他走到她的身后,在她的耳边轻语,“快照照镜子吧,妆全花了,恐怖得像黑山老妖。”
袁润之偏过头看向墙上的镜子,镜中的她脸上一块白一块黑,眼圈周围更是黑乎乎的一团,还有那肿得老高的脸颊,客房内那昏黄的色灯,将镜中的她,恐怖效果晕染得一分不差,偏偏她的脸旁存在着一个俊美无邪的脸庞,露着教人着迷的笑容。
她抑制不住地尖叫:“纪言则,你这个死猪头,我讨厌你。
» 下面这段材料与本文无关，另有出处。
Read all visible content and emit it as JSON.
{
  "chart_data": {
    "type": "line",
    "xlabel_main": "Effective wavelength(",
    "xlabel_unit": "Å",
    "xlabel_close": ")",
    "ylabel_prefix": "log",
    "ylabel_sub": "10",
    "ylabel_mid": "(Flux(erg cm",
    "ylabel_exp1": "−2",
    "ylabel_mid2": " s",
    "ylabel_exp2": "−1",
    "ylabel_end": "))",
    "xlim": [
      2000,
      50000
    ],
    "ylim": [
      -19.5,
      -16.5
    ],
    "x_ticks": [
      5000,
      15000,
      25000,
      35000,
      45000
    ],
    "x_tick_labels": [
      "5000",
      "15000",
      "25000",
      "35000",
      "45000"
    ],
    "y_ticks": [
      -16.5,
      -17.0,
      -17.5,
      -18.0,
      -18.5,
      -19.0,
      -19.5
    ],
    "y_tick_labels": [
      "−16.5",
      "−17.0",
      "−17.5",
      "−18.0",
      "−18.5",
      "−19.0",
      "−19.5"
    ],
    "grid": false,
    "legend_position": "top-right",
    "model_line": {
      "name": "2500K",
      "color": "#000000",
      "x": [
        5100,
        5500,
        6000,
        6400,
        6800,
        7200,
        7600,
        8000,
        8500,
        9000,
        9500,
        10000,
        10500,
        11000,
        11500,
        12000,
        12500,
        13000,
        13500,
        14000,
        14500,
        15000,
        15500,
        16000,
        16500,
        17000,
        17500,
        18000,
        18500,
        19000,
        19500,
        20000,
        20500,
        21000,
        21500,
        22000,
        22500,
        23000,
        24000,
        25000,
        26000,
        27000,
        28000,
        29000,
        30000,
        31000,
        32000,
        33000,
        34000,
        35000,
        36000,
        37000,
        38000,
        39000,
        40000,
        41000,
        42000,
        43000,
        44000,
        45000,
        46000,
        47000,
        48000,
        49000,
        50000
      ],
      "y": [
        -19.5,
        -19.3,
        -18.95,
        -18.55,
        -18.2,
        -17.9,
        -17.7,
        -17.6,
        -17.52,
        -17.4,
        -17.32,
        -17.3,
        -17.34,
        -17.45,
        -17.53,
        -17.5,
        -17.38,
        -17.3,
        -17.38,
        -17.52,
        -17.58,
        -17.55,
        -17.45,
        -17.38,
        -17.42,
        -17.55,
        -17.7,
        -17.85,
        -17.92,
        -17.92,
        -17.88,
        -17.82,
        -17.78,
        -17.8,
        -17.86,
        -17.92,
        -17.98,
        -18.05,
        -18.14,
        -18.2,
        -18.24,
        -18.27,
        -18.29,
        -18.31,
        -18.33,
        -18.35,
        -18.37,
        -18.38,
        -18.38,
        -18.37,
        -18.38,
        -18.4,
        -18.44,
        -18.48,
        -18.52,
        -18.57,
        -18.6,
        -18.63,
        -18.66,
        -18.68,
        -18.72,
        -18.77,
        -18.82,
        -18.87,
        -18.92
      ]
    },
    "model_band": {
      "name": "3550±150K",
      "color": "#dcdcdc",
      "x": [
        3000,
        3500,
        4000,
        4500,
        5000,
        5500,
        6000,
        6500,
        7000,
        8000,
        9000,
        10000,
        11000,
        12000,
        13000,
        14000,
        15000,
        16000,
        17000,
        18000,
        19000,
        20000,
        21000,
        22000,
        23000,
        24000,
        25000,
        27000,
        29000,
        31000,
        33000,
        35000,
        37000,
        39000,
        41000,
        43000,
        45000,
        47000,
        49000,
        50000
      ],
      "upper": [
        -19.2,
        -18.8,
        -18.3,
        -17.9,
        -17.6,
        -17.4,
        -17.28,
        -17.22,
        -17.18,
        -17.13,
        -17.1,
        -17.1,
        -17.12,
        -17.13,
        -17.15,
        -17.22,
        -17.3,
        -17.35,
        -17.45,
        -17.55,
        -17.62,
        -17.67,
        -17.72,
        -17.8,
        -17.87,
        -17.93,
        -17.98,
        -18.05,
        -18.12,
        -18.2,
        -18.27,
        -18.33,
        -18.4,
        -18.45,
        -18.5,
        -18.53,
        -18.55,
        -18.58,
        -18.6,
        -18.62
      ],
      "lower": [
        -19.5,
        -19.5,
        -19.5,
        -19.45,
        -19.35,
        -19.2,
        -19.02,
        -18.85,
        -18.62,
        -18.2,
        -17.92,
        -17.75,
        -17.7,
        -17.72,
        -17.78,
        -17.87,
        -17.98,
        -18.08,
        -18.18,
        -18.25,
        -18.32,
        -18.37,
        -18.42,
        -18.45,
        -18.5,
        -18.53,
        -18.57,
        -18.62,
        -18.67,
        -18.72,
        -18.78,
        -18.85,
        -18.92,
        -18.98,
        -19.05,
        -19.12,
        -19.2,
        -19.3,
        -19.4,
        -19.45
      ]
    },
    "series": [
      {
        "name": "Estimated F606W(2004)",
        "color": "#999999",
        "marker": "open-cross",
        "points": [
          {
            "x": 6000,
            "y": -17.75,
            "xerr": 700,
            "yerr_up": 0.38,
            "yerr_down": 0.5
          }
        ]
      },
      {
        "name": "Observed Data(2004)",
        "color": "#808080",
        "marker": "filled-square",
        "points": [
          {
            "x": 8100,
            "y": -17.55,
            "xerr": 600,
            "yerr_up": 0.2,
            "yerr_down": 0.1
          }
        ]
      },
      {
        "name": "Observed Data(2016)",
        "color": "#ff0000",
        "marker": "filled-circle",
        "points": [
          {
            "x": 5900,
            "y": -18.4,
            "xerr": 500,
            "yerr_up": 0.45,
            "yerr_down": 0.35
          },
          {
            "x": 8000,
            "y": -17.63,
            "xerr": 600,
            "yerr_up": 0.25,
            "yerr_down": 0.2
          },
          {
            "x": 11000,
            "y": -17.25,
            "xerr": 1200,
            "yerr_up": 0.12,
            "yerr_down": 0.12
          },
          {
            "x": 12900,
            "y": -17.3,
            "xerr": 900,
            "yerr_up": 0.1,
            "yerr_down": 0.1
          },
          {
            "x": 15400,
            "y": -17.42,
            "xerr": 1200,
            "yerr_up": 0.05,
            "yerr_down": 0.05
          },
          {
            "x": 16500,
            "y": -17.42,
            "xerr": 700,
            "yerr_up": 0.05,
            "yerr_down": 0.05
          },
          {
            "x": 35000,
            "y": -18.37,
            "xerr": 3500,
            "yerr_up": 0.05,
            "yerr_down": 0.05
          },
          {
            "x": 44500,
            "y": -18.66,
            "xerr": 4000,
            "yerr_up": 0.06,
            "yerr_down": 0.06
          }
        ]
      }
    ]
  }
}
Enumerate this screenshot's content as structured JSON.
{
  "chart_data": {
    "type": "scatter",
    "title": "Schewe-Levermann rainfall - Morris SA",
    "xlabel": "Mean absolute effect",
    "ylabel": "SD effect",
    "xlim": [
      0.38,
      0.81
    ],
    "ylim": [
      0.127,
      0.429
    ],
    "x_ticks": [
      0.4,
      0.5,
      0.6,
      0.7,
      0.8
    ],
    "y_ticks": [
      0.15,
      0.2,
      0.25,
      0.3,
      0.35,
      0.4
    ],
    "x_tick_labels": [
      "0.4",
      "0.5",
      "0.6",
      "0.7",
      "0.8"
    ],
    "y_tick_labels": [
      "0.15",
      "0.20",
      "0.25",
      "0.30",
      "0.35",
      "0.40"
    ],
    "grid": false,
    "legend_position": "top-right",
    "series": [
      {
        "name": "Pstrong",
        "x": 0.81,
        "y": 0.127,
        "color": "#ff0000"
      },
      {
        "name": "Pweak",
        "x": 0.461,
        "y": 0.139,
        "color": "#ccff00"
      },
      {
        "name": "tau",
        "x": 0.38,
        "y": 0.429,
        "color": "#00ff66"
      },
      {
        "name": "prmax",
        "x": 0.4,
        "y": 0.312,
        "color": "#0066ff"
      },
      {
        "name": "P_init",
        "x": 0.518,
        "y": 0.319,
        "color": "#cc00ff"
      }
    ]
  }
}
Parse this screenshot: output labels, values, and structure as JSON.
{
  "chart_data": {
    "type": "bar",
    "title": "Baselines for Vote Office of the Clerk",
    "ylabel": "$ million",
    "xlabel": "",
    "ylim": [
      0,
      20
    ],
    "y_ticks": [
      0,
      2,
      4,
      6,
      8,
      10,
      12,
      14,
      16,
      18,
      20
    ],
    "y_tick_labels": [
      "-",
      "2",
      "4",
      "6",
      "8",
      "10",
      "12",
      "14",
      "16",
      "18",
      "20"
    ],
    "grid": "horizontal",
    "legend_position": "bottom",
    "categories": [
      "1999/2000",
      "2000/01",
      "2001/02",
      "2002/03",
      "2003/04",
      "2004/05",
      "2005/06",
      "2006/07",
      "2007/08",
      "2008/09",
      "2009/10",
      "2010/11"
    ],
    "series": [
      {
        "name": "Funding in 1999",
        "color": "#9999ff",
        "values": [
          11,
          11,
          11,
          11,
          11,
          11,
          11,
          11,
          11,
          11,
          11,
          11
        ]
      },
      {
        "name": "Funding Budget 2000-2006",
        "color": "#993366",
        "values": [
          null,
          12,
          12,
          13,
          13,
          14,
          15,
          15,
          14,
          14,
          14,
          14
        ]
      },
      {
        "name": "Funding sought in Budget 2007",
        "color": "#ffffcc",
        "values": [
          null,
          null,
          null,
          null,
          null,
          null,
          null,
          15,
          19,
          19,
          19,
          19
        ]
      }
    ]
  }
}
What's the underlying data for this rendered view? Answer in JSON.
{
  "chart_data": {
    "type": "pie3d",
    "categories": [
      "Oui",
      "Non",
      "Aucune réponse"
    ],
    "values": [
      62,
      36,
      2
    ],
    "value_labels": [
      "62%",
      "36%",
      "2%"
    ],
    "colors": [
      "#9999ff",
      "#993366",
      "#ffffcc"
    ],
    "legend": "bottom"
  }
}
”她一边骂着,一边跳离他的身侧,彷佛被火烧着了一般躲进了浴室。
纪言则双手插在西裤的口袋里,不疾不徐地走到浴室门口,唇角轻勾,看着她抓狂地洗着脸。
袁润之拚命地搓着脸,牙齿咬得咯吱咯吱响,这个可恶的男人,明明早就知道她的妆花了,还若无其事地跟她又追又打又闹那么长时间,最过分的是,他靠那么近,气息醉人,眼神那样迷离、暧昧不清,原来不是想要吻她,是在欣赏她花了的妆……
哦,胸口之处憋着口气,真是无语的郁卒,明明说好了不要为他动心、不要对他存有幻想,怎么又该死的自作多情了?想到他看着她那张脸偷乐了很久,她就想一头撞在这洗手台上死了算了。
“欸,不要以为这里是我们纪家开的会所,水就不用付钱,身为一个文明人类,妳要有节约用水的环保意识才对。”纪言则懒懒地依在浴室门口。
袁润之抬眸看向镜中,大花脸总算是洗干净了,视线落在旁边面带戏谑之笑的讨厌脸廊上,她咬着牙对着镜子吼道:“笑吧,尽管笑吧,最好把牙齿全笑光了。”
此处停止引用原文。